Monday, July 10, 2017


Micronauts vol.1 No.25 (Jan 1981)
Writer: Bill Mantlo
Artist: Pat Broderick / Armando Gil
Letterer: Joe Rosen
Colorist: B.Sharen
Editor: Louise Jones
EIC: Jim Shooter

If there's a worse title for a comic book story than "Deathbirth," we're going to have to travel a long way to find it. I do fondly remember Gerry Conway's "Typhoon is a Storm of the Soul" from an old Firestorm story, but I think that's in a whole other category of awfulness.

Got your nose!
The Micronauts have recently defeated Computrex, the sinister digital creation of classic Marvel villain duo Mentallo and The Fixer. While the pernicious pair get their acts together and prepare to avenge themselves upon their tiny opponents -- and launch a larger scheme on behalf of a shadowy agency -- the Micronauts start fucking.

There's a real lovefest going on aboard the Endeavor, not the least of which is happening in the shared quarters of Acroyear and Cilicia. The Spartak warriors, owing to their endangered population and limited planetary resources, apparently treat lovemaking as a ceremonial task, undertaken with great care and with the primary intent of reproduction. Woo, that's some steamy stuff. It's also not enough for pervy Acroyear, who convinces Cilicia to try something different -- just screwing around for the hell of it.

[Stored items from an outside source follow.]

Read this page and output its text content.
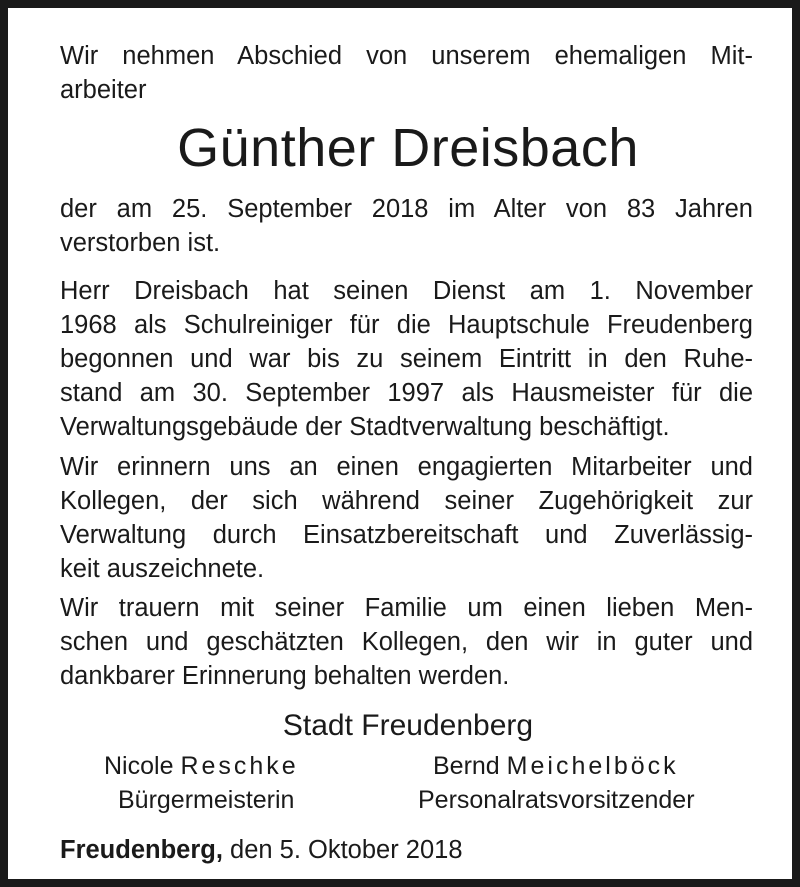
Wir nehmen Abschied von unserem ehemaligen Mit-
arbeiter
Günther Dreisbach
der am 25. September 2018 im Alter von 83 Jahren
verstorben ist.
Herr Dreisbach hat seinen Dienst am 1. November
1968 als Schulreiniger für die Hauptschule Freudenberg
begonnen und war bis zu seinem Eintritt in den Ruhe-
stand am 30. September 1997 als Hausmeister für die
Verwaltungsgebäude der Stadtverwaltung beschäftigt.
Wir erinnern uns an einen engagierten Mitarbeiter und
Kollegen, der sich während seiner Zugehörigkeit zur
Verwaltung durch Einsatzbereitschaft und Zuverlässig-
keit auszeichnete.
Wir trauern mit seiner Familie um einen lieben Men-
schen und geschätzten Kollegen, den wir in guter und
dankbarer Erinnerung behalten werden.
Stadt Freudenberg
Nicole Reschke
Bürgermeisterin
Bernd Meichelböck
Personalratsvorsitzender
Freudenberg, den 5. Oktober 2018
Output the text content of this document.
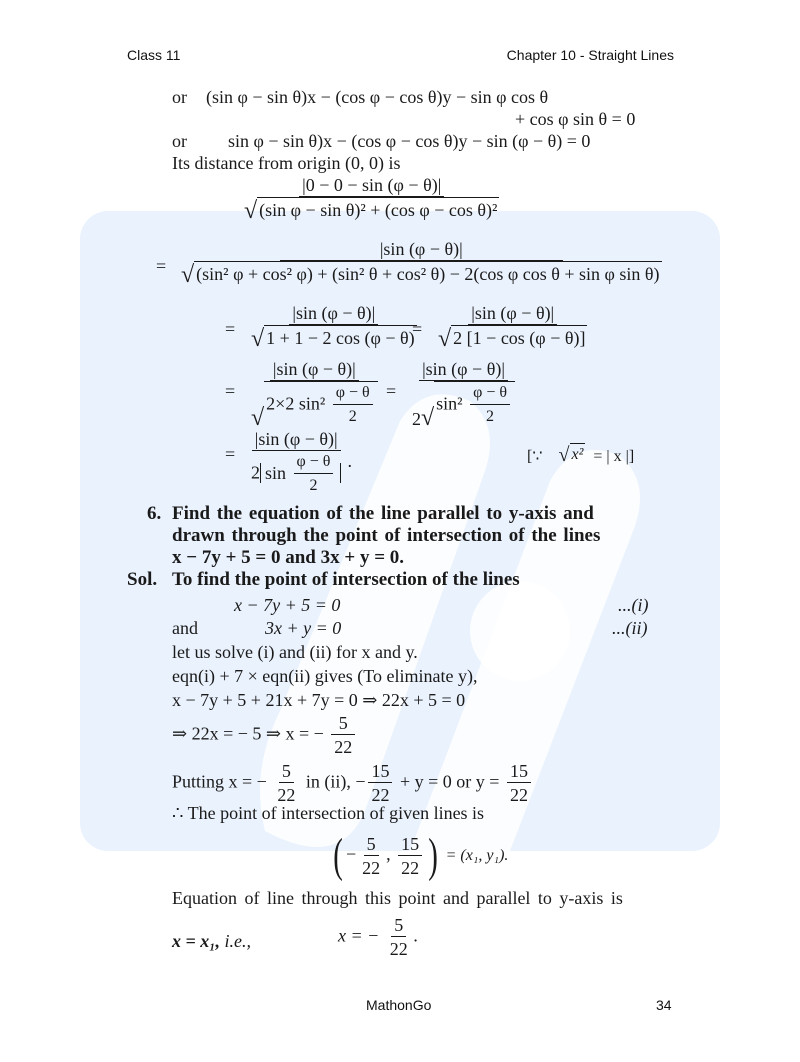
Class 11	Chapter 10 - Straight Lines
or (sin φ − sin θ)x − (cos φ − cos θ)y − sin φ cos θ
+ cos φ sin θ = 0
or sin φ − sin θ)x − (cos φ − cos θ)y − sin (φ − θ) = 0
Its distance from origin (0, 0) is
$\frac{|0 - 0 - \sin (\varphi - \theta)|}{\text{√ (sin φ − sin θ)² + (cos φ − cos θ)²}}$
=
|sin (φ − θ)|
√ (sin² φ + cos² φ) + (sin² θ + cos² θ) − 2(cos φ cos θ + sin φ sin θ)
= $\frac{|\sin (\varphi - \theta)|}{√ 1 + 1 - 2 \cos (\varphi - \theta)}$
= $\frac{|\sin (\varphi - \theta)|}{√ 2 [1 - \cos (\varphi - \theta)]}$
= |sin (φ − θ)|
√
2×2 $\sin^2 \frac{\varphi - \theta}{2} = |\sin$ (φ − θ)|
2 √
$\sin^2 \frac{\varphi - \theta}{2}$
= $\frac{|\sin (\varphi - \theta)|}{2 \sin \frac{\varphi - \theta}{2}}$ .	[∵ √ x² = | x |]
6. Find the equation of the line parallel to y-axis and
drawn through the point of intersection of the lines
x − 7y + 5 = 0 and 3x + y = 0.
Sol. To find the point of intersection of the lines
x − 7y + 5 = 0	...(i)
and	3x + y = 0	...(ii)
let us solve (i) and (ii) for x and y.
eqn(i) + 7 × eqn(ii) gives (To eliminate y),
x − 7y + 5 + 21x + 7y = 0 ⇒ 22x + 5 = 0
⇒ 22x = − 5 ⇒ x = − $\frac{5}{22}$
Putting x = − $\frac{5}{22}$ in (ii), − $\frac{15}{22} + y = 0$ or $y = \frac{15}{22}$
∴ The point of intersection of given lines is
( − $\frac{5}{22}$ , $\frac{15}{22}$ ) = (x₁, y₁).
Equation of line through this point and parallel to y-axis is
x = x₁, i.e.,	x = − $\frac{5}{22}$ .
MathonGo	34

Rann and Marionette are always bumping uglies elsewhere on the ship, and we enjoy most of the pre-foreplay events (not reproduced on the page, by the way, as this is a family comic) inside Marionette's internal monologue. There's something interesting going on with Princess Mari's idle, intra-coital reflections, where she seems to be about thi-i-i-i-is close to realizing that her love for Rann might be inspired in no small part by religious reverence for his sainted parents and gratitude for his role in saving Homeworld from Karza.

Pretty good keepin'-it-light here...
Biotron and Microtron, in the interim, are basically just discussing everyone else's love life and Bug is having nightmares about his deceased lady love, Jasmine. Not every gets their horn on, I'm afraid.

Just as an aside, there's a real shift in tone around now, with the perfunctory dialogue and by-the-numbers super-villain crunching which typified the book's second dozen issues declining. Mantlo's dense world-building and intimate characterization seem to be returning, and I can't help but suspect it's a change in editors. Milgrom has stepped down in favor of Louise Jones (later --Simonson,  for those of you playing along) and the return to form seems too well-timed to be coincidence. Well, good on her, this is better than the other way.

Anyway, Mentallo and the Fixer find the Micronauts and launch a revenge attack on them, which tests Rann's newly-discovered, enhanced telepathic abilities (He'd always had a telepathic bond with Biotron, but now it's just general telepathy). This also leads up to the big revelation regarding Fixer and Mentallo's masters, identified by a deadly brand burned into Fixer's noggin --- it's HYDRA, and they've got SHIELD in their sights!

Tales of the Microverse! We're promised the origin of Baron Karza, as told by Pharoid to Slug in Karza's birth city of Aegypta. Unfortunately, we don't learn of the actual source of his treachery, but we do know that his arc begins with an assassination attempt on Dallan and Sepsis, then-regents of Homeworld.

Fleeing the failed attack, Karza's vehicle fails him in the scorching desert. He is rescued, however, by Sun Cultists who revive him, give him access to science and magic which predates the Microverse, and then are murdered by him for larfs. Goddamn, I really appreciate how Mantlo just packs his stories with world-building goodness. There's so much to enjoy.

The final kicker on the way out of this backup involves the resurrection of Karza -- inhabiting the body of Argon, Force Commander, and brought back to life in the heart of a volcano by faceless death priests! That's ... I'm done describing anything for this issue, I can't top that...

Over in the letter column, it's lots of well-deserved praise for Pat Broderick, which is nice to see.


Bram said...

This just raises more questions for me about the Circle of Life in the MU.

Calamity Jon said...

This came up on Twitter and I was startled to discover that the books had two different editors. I would have honestly assumed that this was Louise Jones' contribution to U.X-Men as well as Micronauts, but Ann Nocenti was editing Uncanny at the time. Weird. Must have been a inter-office thing.